Man blicke mit großer Sorge auf die Entwicklungen der Mutterkirche – durch die Segnung von homosexuellen Paaren habe die Kirche von England sich disqualifiziert, um weiterhin die anglikanische Glaubensgemeinschaft mit weltweit rund 80 Millionen Menschen anzuführen. Die meisten der Kirchen, die jetzt zur offenen Rebellion aufrufen, sind auf dem afrikanischen Kontinent ansässig.

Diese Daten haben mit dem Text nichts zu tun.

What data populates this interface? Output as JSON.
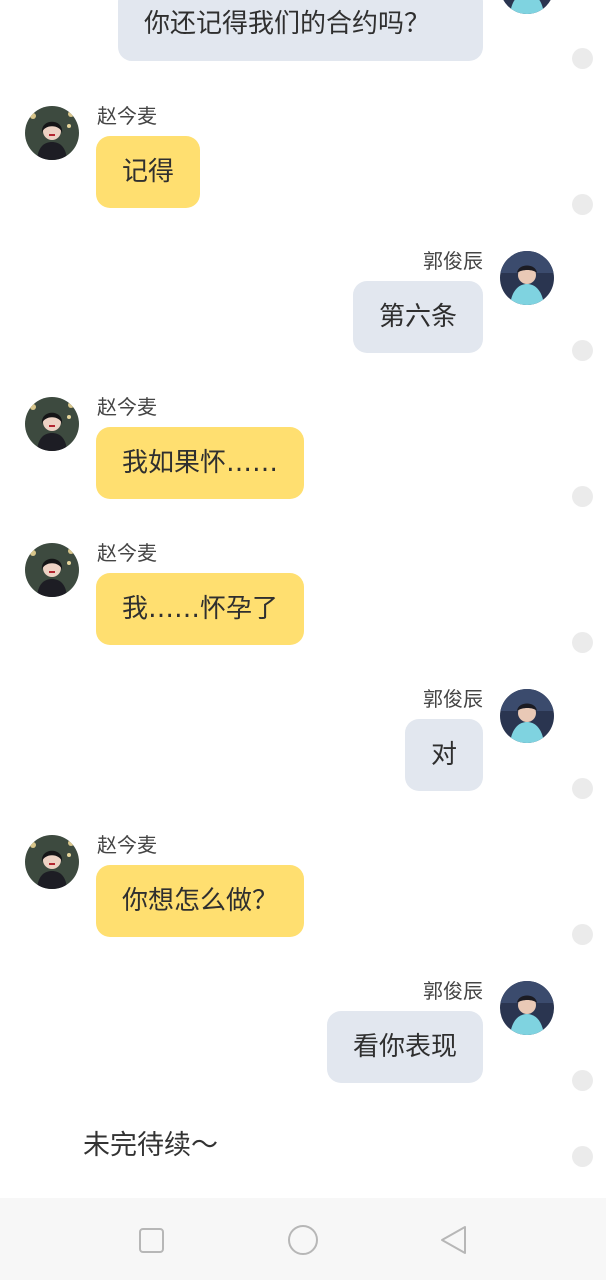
{
  "colors": {
    "left_bubble": "#ffdf70",
    "right_bubble": "#e2e7ef",
    "dot": "#ebebeb",
    "nav_bg": "#f7f7f7"
  },
  "previous_message": {
    "text": "你还记得我们的合约吗？",
    "avatar_icon": "male-avatar"
  },
  "messages": [
    {
      "side": "left",
      "sender": "赵今麦",
      "text": "记得",
      "avatar_icon": "female-avatar"
    },
    {
      "side": "right",
      "sender": "郭俊辰",
      "text": "第六条",
      "avatar_icon": "male-avatar"
    },
    {
      "side": "left",
      "sender": "赵今麦",
      "text": "我如果怀……",
      "avatar_icon": "female-avatar"
    },
    {
      "side": "left",
      "sender": "赵今麦",
      "text": "我……怀孕了",
      "avatar_icon": "female-avatar"
    },
    {
      "side": "right",
      "sender": "郭俊辰",
      "text": "对",
      "avatar_icon": "male-avatar"
    },
    {
      "side": "left",
      "sender": "赵今麦",
      "text": "你想怎么做？",
      "avatar_icon": "female-avatar"
    },
    {
      "side": "right",
      "sender": "郭俊辰",
      "text": "看你表现",
      "avatar_icon": "male-avatar"
    }
  ],
  "footer_text": "未完待续～",
  "nav": {
    "recent_icon": "square-icon",
    "home_icon": "circle-icon",
    "back_icon": "triangle-back-icon"
  }
}
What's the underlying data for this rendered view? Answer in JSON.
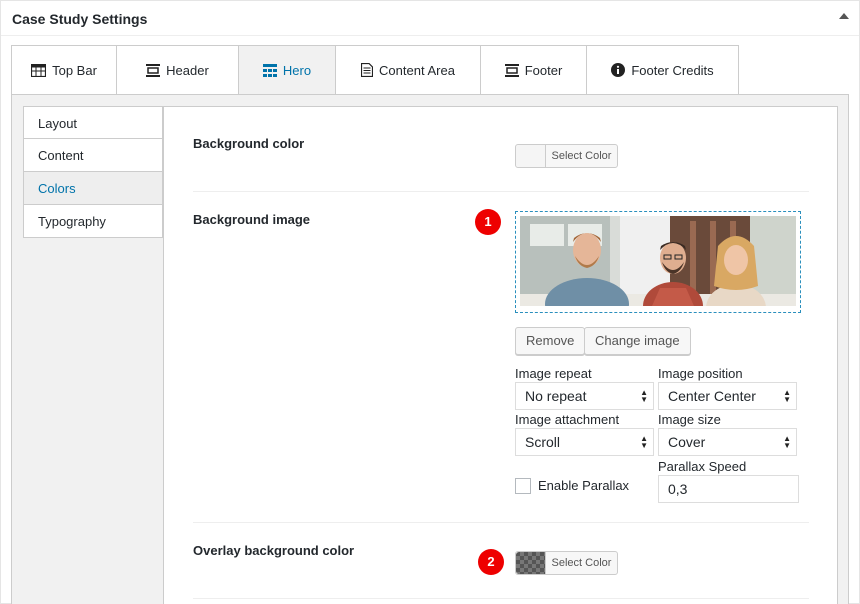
{
  "panel": {
    "title": "Case Study Settings"
  },
  "tabs": [
    {
      "label": "Top Bar",
      "icon": "table-icon"
    },
    {
      "label": "Header",
      "icon": "align-center-icon"
    },
    {
      "label": "Hero",
      "icon": "grid-icon"
    },
    {
      "label": "Content Area",
      "icon": "document-icon"
    },
    {
      "label": "Footer",
      "icon": "align-bottom-icon"
    },
    {
      "label": "Footer Credits",
      "icon": "info-icon"
    }
  ],
  "sidenav": [
    {
      "label": "Layout"
    },
    {
      "label": "Content"
    },
    {
      "label": "Colors"
    },
    {
      "label": "Typography"
    }
  ],
  "fields": {
    "bg_color_label": "Background color",
    "bg_color_button": "Select Color",
    "bg_image_label": "Background image",
    "remove_button": "Remove",
    "change_image_button": "Change image",
    "image_repeat_label": "Image repeat",
    "image_repeat_value": "No repeat",
    "image_position_label": "Image position",
    "image_position_value": "Center Center",
    "image_attachment_label": "Image attachment",
    "image_attachment_value": "Scroll",
    "image_size_label": "Image size",
    "image_size_value": "Cover",
    "enable_parallax_label": "Enable Parallax",
    "parallax_speed_label": "Parallax Speed",
    "parallax_speed_value": "0,3",
    "overlay_color_label": "Overlay background color",
    "overlay_color_button": "Select Color"
  },
  "badges": [
    "1",
    "2"
  ],
  "colors": {
    "accent": "#0073aa",
    "badge": "#e00000"
  }
}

Ein Ausweg scheint chancenlos

Die Kirche von England scheint diese Zerreißprobe nicht überleben zu können. Beharrt sie auf der Ablehnung von Homosexuellen, entzieht ihnen die britische Regierung die bisherigen Sonderrechte – damit darf die Kirche keine eigenen Gesetze erlassen und muss sich an das britische Gleichstellungsgesetz halten. Ergo, die Kirche ist dann rechtlich dazu verpflichtet, gleichgeschlechtliche Paare zu trauen. Geht sie freiwillig den Schritt in die Moderne, wird der jetzt bereits begonnene Bruch der anglikanischen Gemeinschaft ebenso weiter voranschreiten.